IG Group (LON:IGG), one of the world’s largest publicly traded forex brokers, announced it is changing its terms for fees and commissions on guaranteed stops. From July 4 the broker will not require any upfront premium for guaranteed stops added by its clients.
Fees will be paid only when the guaranteed stop is triggered – if it is not activated, IG will not charge the trader for adding it, hence simply adding it will be free of charge.
According to the amended section “Limited Risk” in the customer agreement IG has sent to its clients, limited risk premium shall be due and must be paid when the Limited Risk Transaction is closed. The size of the limited risk premium is set in the contract details or as notified to the client. The limited risk premium is in addition to the usual opening commission or spread that the client pays. As per usual, IG reserves the right to give or withhold its consent on setting the guaranteed stop.

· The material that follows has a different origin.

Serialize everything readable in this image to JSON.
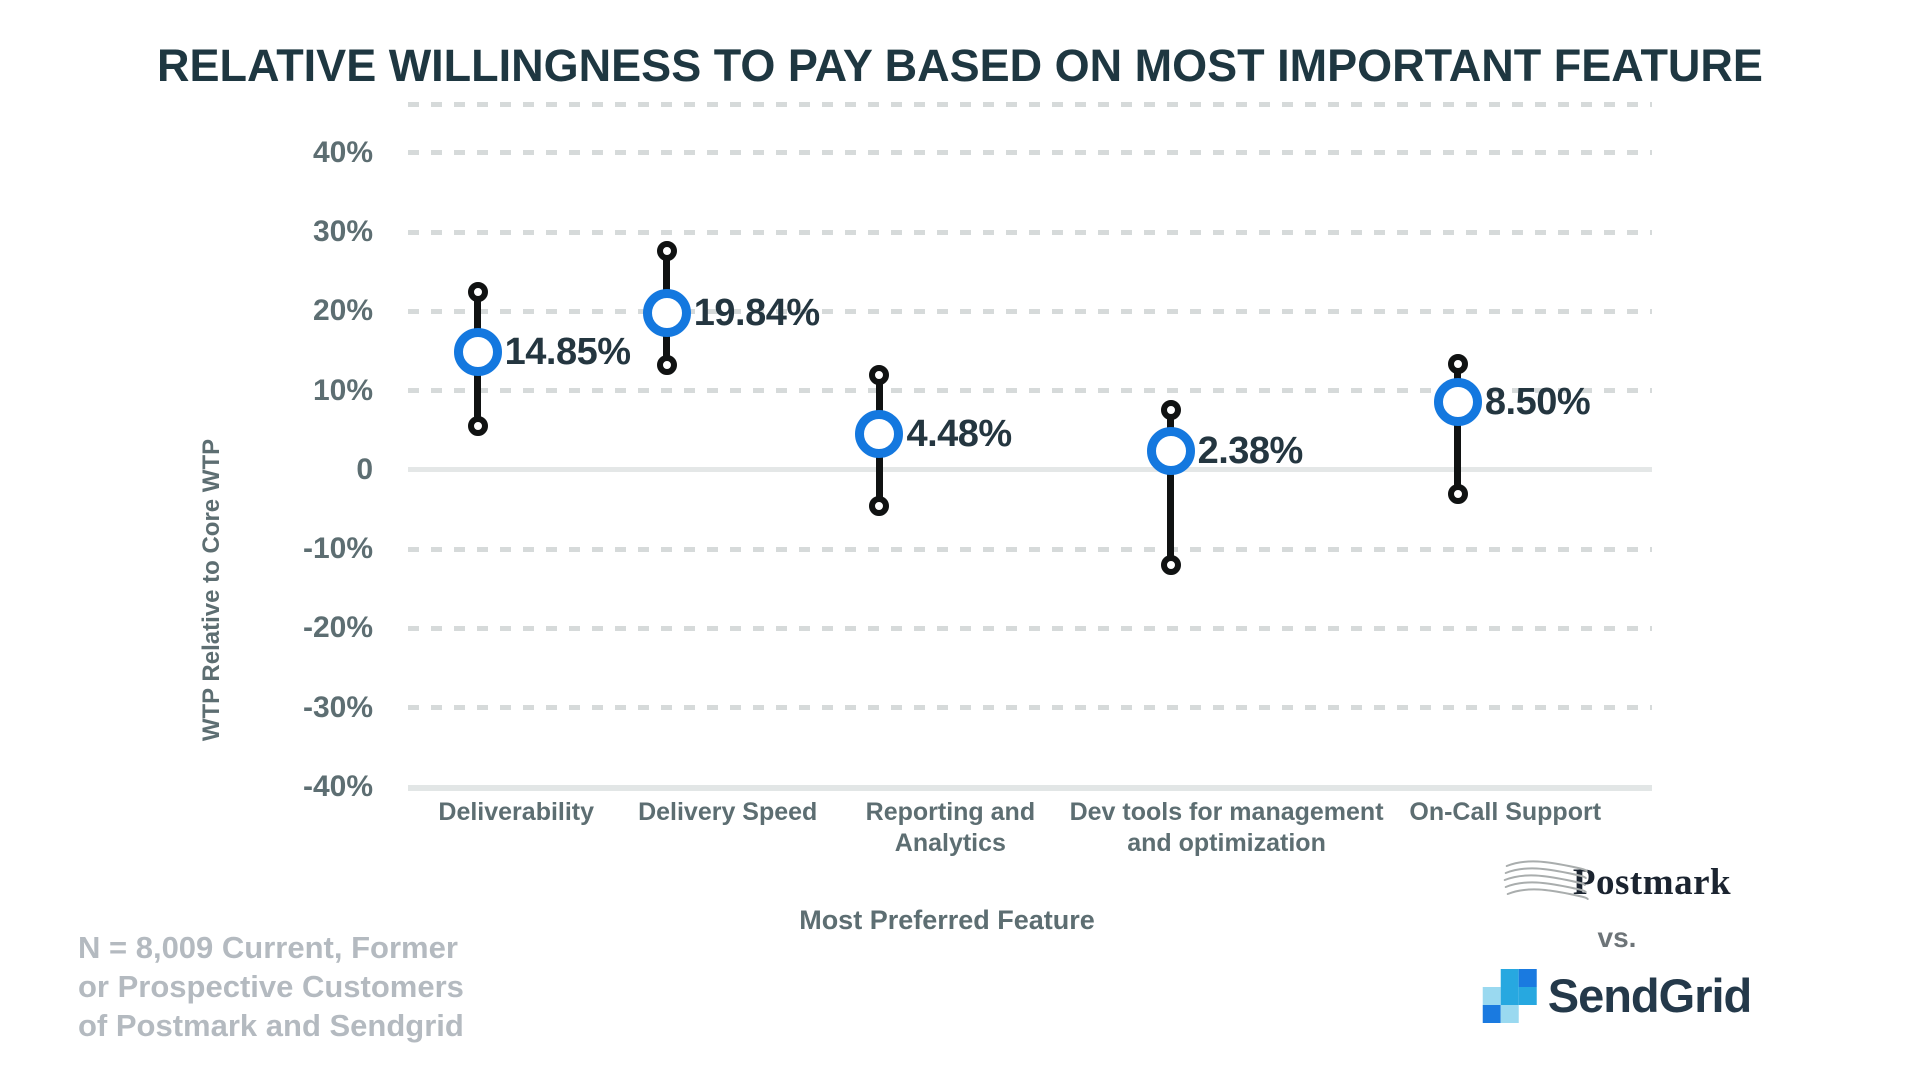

Furthermore, the broker will soon provide the option to add a guaranteed stop to an open position and edit or remove existing guaranteed stops.
London-based IG Group was set up in 1974 as a spread betting provider, the first UK-based one at the time. Since then it has expanded to also offer trading in contracts for difference (CFDs), forex, binaries, and stocks.
It has more than 136,000 clients that are served from offices in 17 countries across the EU, the US, Asia, and Africa. The group operated under the IG brand worldwide, and as the Nadex derivatives exchange in the US, after in 2012 it merged the brands IG Index and IG Markets into a single one – IG. The company is regulated by UK’s Financial Conduct Authority (FCA) and its subsidiaries have the relevant regulation from the countries they operate in.
In conjunction to the upcoming EU referendum in the UK on June 23, IG launched its Brexit barometer, based on the trades in the political binaries on the outcome of the vote. IG also became one of the numerous forex brokers to temporarily hike the margin requirements on some of its instruments, in order to minimize the risk from the extreme market volatility surrounding the referendum and its uncertain outcome.